At his inauguration address in 2017, Donald Trump positioned himself as the protector of those who had voted for him. Rather than as is customary, using the speech to expand his appeal to a wider section of the electorate, he promised to his base that ‘you will never be ignored again’.

The same idea of the President being a protector was demonstrable in Trump’s acceptance speech last night outside the White House. Yet this time, in a deliberate attempt to widen his appeal, the President was not the protector of his core vote and of their goals but rather of the American nation. His campaign team clearly believes that if Trump can successfully position himself as the patriotic, American candidate, then voters’ love for their country will outweigh other concerns.

Throughout the speech when outlining the choice voters face, or of the vision the Democrats wish to advance, he framed it as a choice between Joe Biden and saving America. Every remark was anchored to the patriotic question.

‘This election will decide whether we save the American dream, or whether we allow a socialist agenda to demolish our cherished destiny. Whether we allow a radical movement to completely dismantle and destroy the American way of life’.

Throughout the convention, numerous speeches have deliberately countered the accusations made by Democrats last week. Joe Biden’s solution to America’s woes was his character, to contrast with the accusations being made of Trump’s. Melania Trump and Kayleigh McEnany had both recounted personal stories that spoke to the President’s morality and compassion. Adding to this, Trump opened his remarks with personal tributes to his wife, children, grandchildren, and late brother.

Attempts were made to appeal to evangelical voters – ‘In this country, we don’t turn to government to restore our souls – we put our faith in Almighty God. Joe Biden is not the saviour’. As well as to traditional conservative values ‘Democrat leaders talk about moral decency, but they have no problem with stopping a baby’s beating heart in the ninth month of pregnancy’.

Yet underlining the entire speech was a risky dependency on the pandemic abating by November and on riots such as those seen in Wisconsin continuing.

This is an election where both candidates have not offered extensive policy platforms, but rather because of the current dominance in American life of Covid-19 and questions over race, are constantly reacting to events occurring around them. It is a unique campaign in which the narrative is solely being determined by outside factors.

Following Biden’s comment that he would lockdown America to fight Covid-19, the President stated that ‘instead of following the science, Biden wants to inflict a terrible shutdown on the country’. The cost of which would be measured ‘in increased suicides, drug overdoses, and increased economic devastation’.

Continuing to oppose any more stringent measures, does not only reveal Trump’s desperation that the economy – something he is rated more highly on – improves by November but also hopes that if Covid cases are decreasing then Democratic calls for lockdown will appear unreasonable.

Equally dependent on outside events is Trump’s charge that Biden is a stooge for the ‘radical left’. This attack line has struggled in recent weeks to pick up much traction, with Biden offering speeches that outlined a moderate agenda, or in many cases no policy at all. Yet here the President is relying on the violent scenes taking place in states like Wisconsin being repeated.

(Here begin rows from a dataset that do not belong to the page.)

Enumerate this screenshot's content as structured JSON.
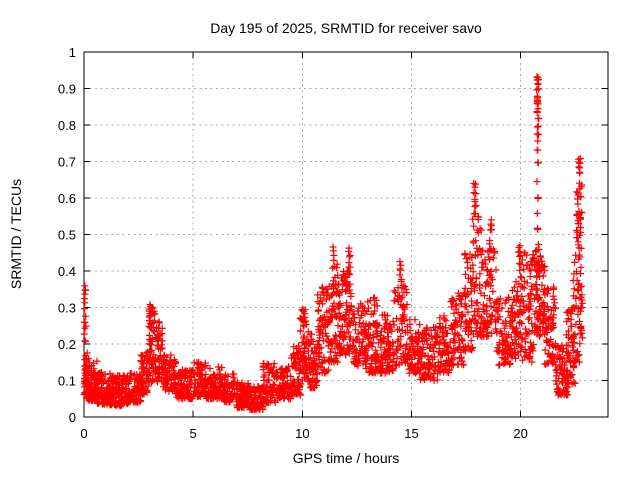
{
  "chart_data": {
    "type": "scatter",
    "title": "Day 195 of 2025, SRMTID for receiver savo",
    "xlabel": "GPS time / hours",
    "ylabel": "SRMTID / TECUs",
    "xlim": [
      0,
      24
    ],
    "ylim": [
      0,
      1
    ],
    "xticks": [
      0,
      5,
      10,
      15,
      20
    ],
    "xtick_labels": [
      "0",
      "5",
      "10",
      "15",
      "20"
    ],
    "yticks": [
      0,
      0.1,
      0.2,
      0.3,
      0.4,
      0.5,
      0.6,
      0.7,
      0.8,
      0.9,
      1
    ],
    "ytick_labels": [
      "0",
      "0.1",
      "0.2",
      "0.3",
      "0.4",
      "0.5",
      "0.6",
      "0.7",
      "0.8",
      "0.9",
      "1"
    ],
    "grid": true,
    "legend": "none",
    "marker": "plus",
    "marker_color": "#ff0000",
    "grid_color": "#a8a8a8",
    "frame_color": "#000000",
    "background_color": "#ffffff",
    "band_format": "[x_start_hours, x_end_hours, y_min_TECUs, y_max_TECUs, point_count, low_bias_exponent]",
    "point_bands": [
      [
        0.0,
        0.18,
        0.05,
        0.19,
        40,
        1.2
      ],
      [
        0.15,
        0.6,
        0.045,
        0.16,
        70,
        1.7
      ],
      [
        0.6,
        1.2,
        0.035,
        0.125,
        95,
        1.6
      ],
      [
        1.2,
        2.0,
        0.03,
        0.115,
        115,
        1.5
      ],
      [
        2.0,
        2.6,
        0.04,
        0.12,
        80,
        1.5
      ],
      [
        2.6,
        2.95,
        0.06,
        0.185,
        50,
        1.4
      ],
      [
        2.95,
        3.25,
        0.095,
        0.3,
        55,
        1.2
      ],
      [
        3.25,
        3.6,
        0.095,
        0.255,
        50,
        1.2
      ],
      [
        3.6,
        4.2,
        0.07,
        0.17,
        75,
        1.5
      ],
      [
        4.2,
        5.0,
        0.05,
        0.13,
        95,
        1.5
      ],
      [
        5.0,
        5.6,
        0.055,
        0.15,
        70,
        1.5
      ],
      [
        5.6,
        6.4,
        0.05,
        0.14,
        95,
        1.5
      ],
      [
        6.4,
        7.0,
        0.04,
        0.12,
        70,
        1.5
      ],
      [
        7.0,
        7.6,
        0.025,
        0.095,
        80,
        1.4
      ],
      [
        7.6,
        8.2,
        0.02,
        0.085,
        80,
        1.4
      ],
      [
        8.2,
        8.8,
        0.04,
        0.15,
        70,
        1.6
      ],
      [
        8.8,
        9.5,
        0.05,
        0.14,
        80,
        1.5
      ],
      [
        9.5,
        9.95,
        0.06,
        0.2,
        60,
        1.5
      ],
      [
        9.9,
        10.2,
        0.1,
        0.3,
        45,
        1.2
      ],
      [
        10.2,
        10.7,
        0.08,
        0.24,
        65,
        1.4
      ],
      [
        10.7,
        11.2,
        0.12,
        0.36,
        70,
        1.3
      ],
      [
        11.2,
        11.7,
        0.15,
        0.42,
        75,
        1.3
      ],
      [
        11.7,
        12.3,
        0.17,
        0.4,
        85,
        1.4
      ],
      [
        12.3,
        12.9,
        0.14,
        0.31,
        75,
        1.4
      ],
      [
        12.9,
        13.5,
        0.12,
        0.32,
        75,
        1.4
      ],
      [
        13.5,
        14.2,
        0.12,
        0.28,
        85,
        1.4
      ],
      [
        14.2,
        14.8,
        0.14,
        0.36,
        70,
        1.2
      ],
      [
        14.8,
        15.4,
        0.12,
        0.27,
        70,
        1.4
      ],
      [
        15.4,
        16.2,
        0.1,
        0.25,
        90,
        1.4
      ],
      [
        16.2,
        16.8,
        0.12,
        0.28,
        70,
        1.4
      ],
      [
        16.8,
        17.4,
        0.14,
        0.34,
        75,
        1.3
      ],
      [
        17.4,
        17.8,
        0.18,
        0.45,
        55,
        1.2
      ],
      [
        17.8,
        18.2,
        0.22,
        0.55,
        60,
        1.2
      ],
      [
        18.2,
        18.9,
        0.22,
        0.5,
        80,
        1.3
      ],
      [
        18.9,
        19.6,
        0.14,
        0.33,
        80,
        1.4
      ],
      [
        19.6,
        20.0,
        0.16,
        0.38,
        55,
        1.3
      ],
      [
        20.0,
        20.6,
        0.15,
        0.45,
        80,
        1.3
      ],
      [
        20.6,
        21.1,
        0.22,
        0.46,
        85,
        1.1
      ],
      [
        21.1,
        21.6,
        0.14,
        0.36,
        65,
        1.4
      ],
      [
        21.6,
        22.2,
        0.06,
        0.2,
        70,
        1.5
      ],
      [
        22.1,
        22.5,
        0.09,
        0.3,
        50,
        1.3
      ],
      [
        22.4,
        22.85,
        0.15,
        0.45,
        55,
        1.2
      ],
      [
        22.55,
        22.8,
        0.46,
        0.66,
        35,
        1.0
      ]
    ],
    "spike_columns": [
      {
        "x": 0.05,
        "ys": [
          0.205,
          0.225,
          0.245,
          0.262,
          0.278,
          0.295,
          0.312,
          0.325,
          0.338,
          0.35,
          0.362
        ]
      },
      {
        "x": 3.02,
        "ys": [
          0.245,
          0.262,
          0.278,
          0.292,
          0.305
        ]
      },
      {
        "x": 3.45,
        "ys": [
          0.26
        ]
      },
      {
        "x": 10.05,
        "ys": [
          0.26,
          0.275,
          0.29
        ]
      },
      {
        "x": 11.45,
        "ys": [
          0.43,
          0.445,
          0.458,
          0.468
        ]
      },
      {
        "x": 12.15,
        "ys": [
          0.41,
          0.425,
          0.44,
          0.455,
          0.465
        ]
      },
      {
        "x": 13.3,
        "ys": [
          0.33
        ]
      },
      {
        "x": 14.5,
        "ys": [
          0.375,
          0.39,
          0.405,
          0.418,
          0.428
        ]
      },
      {
        "x": 17.9,
        "ys": [
          0.56,
          0.578,
          0.595,
          0.612,
          0.628,
          0.64
        ]
      },
      {
        "x": 18.65,
        "ys": [
          0.51,
          0.525,
          0.54
        ]
      },
      {
        "x": 19.95,
        "ys": [
          0.4,
          0.42,
          0.44,
          0.455,
          0.468
        ]
      },
      {
        "x": 20.78,
        "ys": [
          0.47,
          0.515,
          0.555,
          0.6,
          0.645,
          0.695,
          0.73,
          0.755,
          0.775,
          0.795,
          0.815,
          0.835,
          0.848,
          0.858,
          0.866,
          0.873,
          0.88,
          0.897,
          0.915,
          0.924,
          0.932
        ]
      },
      {
        "x": 22.7,
        "ys": [
          0.668,
          0.683,
          0.697,
          0.71
        ]
      }
    ]
  }
}
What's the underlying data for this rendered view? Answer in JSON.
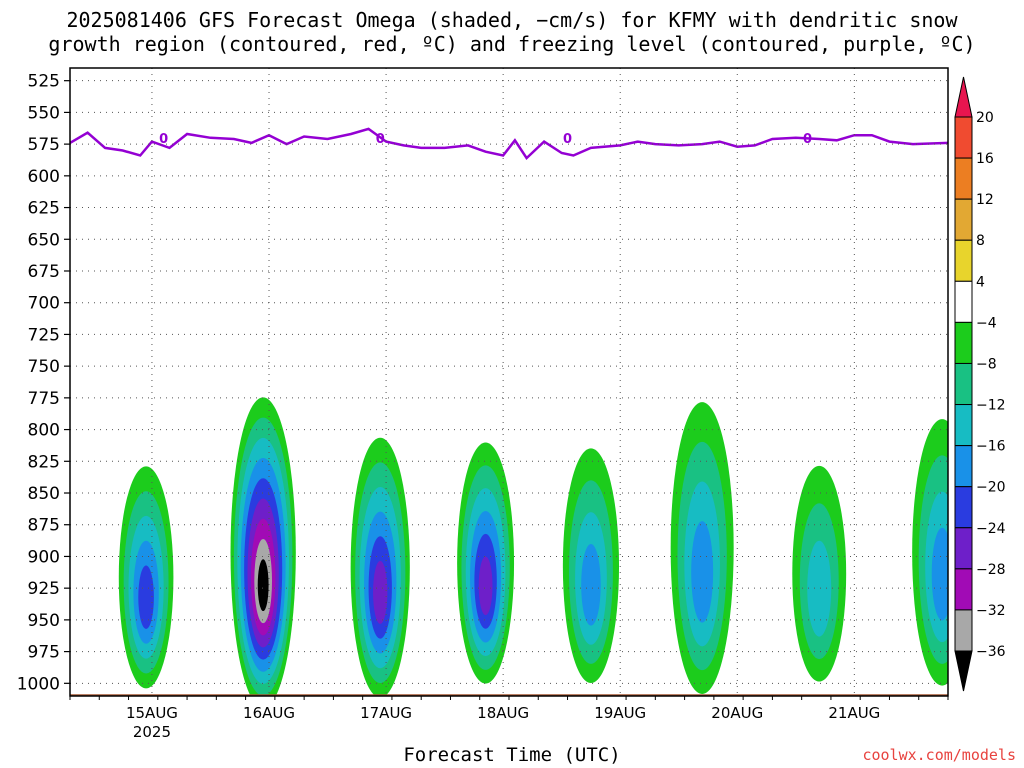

In contrast to the aftermath of the killing of George Floyd, more attention this week after the shooting of Jacob Blake in Kenosha has been on the violence and looting that followed. If focus on the latter remains during the campaign, then Trump hopes such charges against Biden will stick.

‘Make no mistake, if you give power to Joe Biden, the radical left will Defund Police Departments all across America. They will make every city look like Democrat-run Portland or Kenosha. No one will be safe in Biden’s America’

Yet this is where the paradox in the Trump campaign lies. He continues, despite being President for four years to proclaim himself as the insurgent outsider. The President repeated numerous examples of him going against ‘Washington insiders’. They ‘asked me not to stand up to China, but I kept my promise to the American people’.

This message needs something to oppose, it needs something for Trump to say he is fighting to protect people from. In recent weeks he has struggled to move the narrative of the campaign past charges against him of his character, handling of the pandemic, and racial discrimination.

His speech last night outlined his position in this campaign. But for it to be successful he relies on events outside of his control.